Acne merupakan kelainan kulit yang paling sering ditemukan pada remaja dan dewasa muda di antara 12 – 35 tahun. Laki-laki dan perempuan terkena sama banyaknya, dengan insidensi tertinggi antara usia 14 – 17 tahun untuk anak perempuan serta antara usia 16 – 19 tahun untuk anak laki-laki. Kelainan kulit ini semakin nyata pada pubertas dan usia remaja, dan kenyataan tersebut mungkin terjadi karena kelenjar endokrin tertentu yang mempengaruhi sekresi kelenjar sebasea mencapai aktivitas puncaknya pada usia ini.

ETIOLOGI

Meskipun etiologi yang pasti penyakit ini belum diketahui, namun ada berbagai faktor yang berkaitan dengan patogenesis penyakit.

  1. Perubahan pola keratinisasi dan folikel. Keratinisasi dalam folikel yang biasanya berlangsung longgar berubah menjadi padat sehingga sukar lepas dari saluran folikel tersebut
  2. Produksi sebum yang meningkat yang menyebabkan peningkatan unsur komedogenik dan inflamatogenik penyebab terjadinya lesi acne
  3. Terbentuknya fraksi asam lemak tebas penyebab terjadi proses  inflamasi folokel dalam sebum dan kekentalan sebum yang penting ada patogenesis penyakit.
  4. Peningkatan jumlah flora folikel yang berperan pada proses kemotaktik inflamasi serta pembentuk enzim lipolitik pengubah traksi lipid sebum
  5. Terjadinya respon hospes berupa pembentukan circulating antibodies yang memperberat ance
  6. Peningkatan kadar hormon androgen, anabolic, kortiskosteroid gonadotropin serta ACTH yang mungkin menjadi faktor penting pad kegiatan kelenjar sebasea
  7. Terjadinya stress yang dapat memicu kegiatan kelenjar sebasea, baik secara langsung atau melalui rangsangan terhadap kelenjar hipofisis
  8. Faktor lain, usia, ras, familial, makanan, cuaca/musim yang secara tidak langsung dapat memacu peningkatan proses patogenesis tersebut.

PATOGENESIS

Selama usia kanak-kanak, kelenjar sebasea berukuran kecil dan pada hakekatnya tidak berfungsi.
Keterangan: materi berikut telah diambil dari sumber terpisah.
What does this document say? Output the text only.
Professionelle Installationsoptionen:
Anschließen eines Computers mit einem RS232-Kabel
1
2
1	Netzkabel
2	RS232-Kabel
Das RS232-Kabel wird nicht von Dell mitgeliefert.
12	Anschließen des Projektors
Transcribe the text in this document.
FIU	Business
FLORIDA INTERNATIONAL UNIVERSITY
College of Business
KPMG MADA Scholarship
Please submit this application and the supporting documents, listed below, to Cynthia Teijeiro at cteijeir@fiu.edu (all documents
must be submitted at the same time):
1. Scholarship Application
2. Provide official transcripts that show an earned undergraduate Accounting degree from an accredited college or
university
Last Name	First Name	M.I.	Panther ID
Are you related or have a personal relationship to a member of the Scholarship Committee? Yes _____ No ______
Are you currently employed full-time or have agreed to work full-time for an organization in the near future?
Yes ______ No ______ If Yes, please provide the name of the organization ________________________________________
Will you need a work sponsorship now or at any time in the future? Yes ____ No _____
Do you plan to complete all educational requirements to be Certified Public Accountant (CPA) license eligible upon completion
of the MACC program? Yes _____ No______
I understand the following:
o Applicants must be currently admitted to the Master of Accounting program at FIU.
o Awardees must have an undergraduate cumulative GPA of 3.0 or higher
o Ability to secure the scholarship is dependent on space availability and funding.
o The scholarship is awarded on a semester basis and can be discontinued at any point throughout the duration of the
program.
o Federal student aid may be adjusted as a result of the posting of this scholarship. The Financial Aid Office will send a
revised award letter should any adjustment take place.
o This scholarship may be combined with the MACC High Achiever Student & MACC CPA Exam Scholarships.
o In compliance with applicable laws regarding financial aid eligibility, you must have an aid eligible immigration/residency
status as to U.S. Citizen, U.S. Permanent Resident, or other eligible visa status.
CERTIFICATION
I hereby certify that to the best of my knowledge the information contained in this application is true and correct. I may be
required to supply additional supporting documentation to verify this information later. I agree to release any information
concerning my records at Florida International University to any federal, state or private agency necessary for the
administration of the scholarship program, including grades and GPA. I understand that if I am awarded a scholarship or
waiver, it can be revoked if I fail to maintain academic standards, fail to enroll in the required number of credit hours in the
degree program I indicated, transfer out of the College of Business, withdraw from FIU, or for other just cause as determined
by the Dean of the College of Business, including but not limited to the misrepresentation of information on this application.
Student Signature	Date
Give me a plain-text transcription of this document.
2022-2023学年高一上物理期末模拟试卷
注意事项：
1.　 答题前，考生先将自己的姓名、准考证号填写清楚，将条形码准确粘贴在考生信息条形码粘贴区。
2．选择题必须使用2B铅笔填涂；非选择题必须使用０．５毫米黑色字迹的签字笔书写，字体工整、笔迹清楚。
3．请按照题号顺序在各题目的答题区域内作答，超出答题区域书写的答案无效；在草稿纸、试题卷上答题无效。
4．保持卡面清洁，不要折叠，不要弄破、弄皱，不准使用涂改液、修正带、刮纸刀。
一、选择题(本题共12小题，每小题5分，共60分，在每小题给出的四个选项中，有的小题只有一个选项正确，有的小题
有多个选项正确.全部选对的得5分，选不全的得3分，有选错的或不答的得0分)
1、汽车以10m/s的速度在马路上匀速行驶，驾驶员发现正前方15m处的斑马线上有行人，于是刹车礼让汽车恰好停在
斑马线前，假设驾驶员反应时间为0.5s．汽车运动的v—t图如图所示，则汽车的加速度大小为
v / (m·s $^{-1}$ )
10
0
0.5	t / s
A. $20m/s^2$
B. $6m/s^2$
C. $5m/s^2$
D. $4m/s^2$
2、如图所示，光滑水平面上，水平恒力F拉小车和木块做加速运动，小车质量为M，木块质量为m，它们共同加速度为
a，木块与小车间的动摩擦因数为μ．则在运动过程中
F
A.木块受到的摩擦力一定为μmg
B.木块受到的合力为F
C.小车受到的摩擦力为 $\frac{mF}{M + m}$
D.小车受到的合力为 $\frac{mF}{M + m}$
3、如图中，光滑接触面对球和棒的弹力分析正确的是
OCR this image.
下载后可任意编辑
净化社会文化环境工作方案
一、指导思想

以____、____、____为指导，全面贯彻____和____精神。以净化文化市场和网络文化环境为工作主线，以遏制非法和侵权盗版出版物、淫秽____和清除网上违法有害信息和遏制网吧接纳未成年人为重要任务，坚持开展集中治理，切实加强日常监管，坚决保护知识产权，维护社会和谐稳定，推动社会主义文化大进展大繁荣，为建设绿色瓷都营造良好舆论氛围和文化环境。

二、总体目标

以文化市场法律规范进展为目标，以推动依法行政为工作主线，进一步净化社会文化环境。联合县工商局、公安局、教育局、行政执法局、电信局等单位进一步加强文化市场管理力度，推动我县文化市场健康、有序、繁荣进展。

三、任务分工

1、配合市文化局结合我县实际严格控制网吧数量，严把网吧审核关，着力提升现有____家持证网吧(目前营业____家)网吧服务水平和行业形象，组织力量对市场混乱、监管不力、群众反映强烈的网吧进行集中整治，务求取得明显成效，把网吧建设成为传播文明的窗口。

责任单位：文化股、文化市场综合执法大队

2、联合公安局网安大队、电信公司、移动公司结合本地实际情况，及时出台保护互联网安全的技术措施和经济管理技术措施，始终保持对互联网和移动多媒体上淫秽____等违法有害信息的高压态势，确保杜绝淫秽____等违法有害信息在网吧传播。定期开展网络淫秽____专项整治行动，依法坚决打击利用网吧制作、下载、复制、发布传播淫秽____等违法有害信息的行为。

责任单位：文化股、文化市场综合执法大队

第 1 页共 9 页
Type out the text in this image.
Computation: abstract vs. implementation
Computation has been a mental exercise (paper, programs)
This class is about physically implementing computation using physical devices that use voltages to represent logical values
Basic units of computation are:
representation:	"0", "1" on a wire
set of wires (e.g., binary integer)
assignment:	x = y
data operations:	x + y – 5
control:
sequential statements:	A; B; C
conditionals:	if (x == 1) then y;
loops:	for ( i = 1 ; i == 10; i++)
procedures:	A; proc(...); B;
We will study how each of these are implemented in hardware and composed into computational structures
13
Kelenjar ini berada dibawah kendali endokrin, khususnya hormon-hormon androgen. Dalam usia pubertas, hormon androgen menstimulasi kelenjar sebasea dan menyebabkan kelenjar tersebut membesar serta mensekresikan suatu minyak alami. Yaitu sebum, yang merembes naik hingga puncak folikel rambut dan mengalir keluar pada permukaan kulit, para remaja berjerawat, stimulasi androgenik akan meningkatkan daya responsive kelenjar sebasea sehingga acne terjadi ketika duktus pilosebasea tersumbat oleh tumpukan sebum. Bahan yang bertumpuk ini akan membentuk komedo.

MANIFESTASI KLINIK

Lesi insial acne berupa komedo. Komedo tertutup (whitehead) merupakan lesi obstruktif yang terbentuk dari lipid atau minyak yang terjepit dan keratin yang menyumbat folikel yang melebar (whitehead) merupakan papula kecil yang berwarna keputihan dengan lubang folikuler yang halus sehingga umumnya tidak terlihat. Komedo yang tertutup ini dapat berkembang menjadi komedo terbuka, dimana isi saluran memiliki hubungan terbuka dengan lingkungan luar.

EVALUASI DIAGNOSTIK

Diagnosis acne dibuat berdasarkan riwayat individual dan pemeriksaan jasmani, bukti lesi yang di tandai oleh acne, serta usia, acne tidak terjadi sebelum pubertas. Adanya komedo yang tipikal (whitehead dan blackhead) bersama kulit yang sangat berminyak merupakan ciri khas. Keadaan berminyak sangat menonjol pada daerah mid fasial, sementara bagian wajah lainnya mungkin tampak kering.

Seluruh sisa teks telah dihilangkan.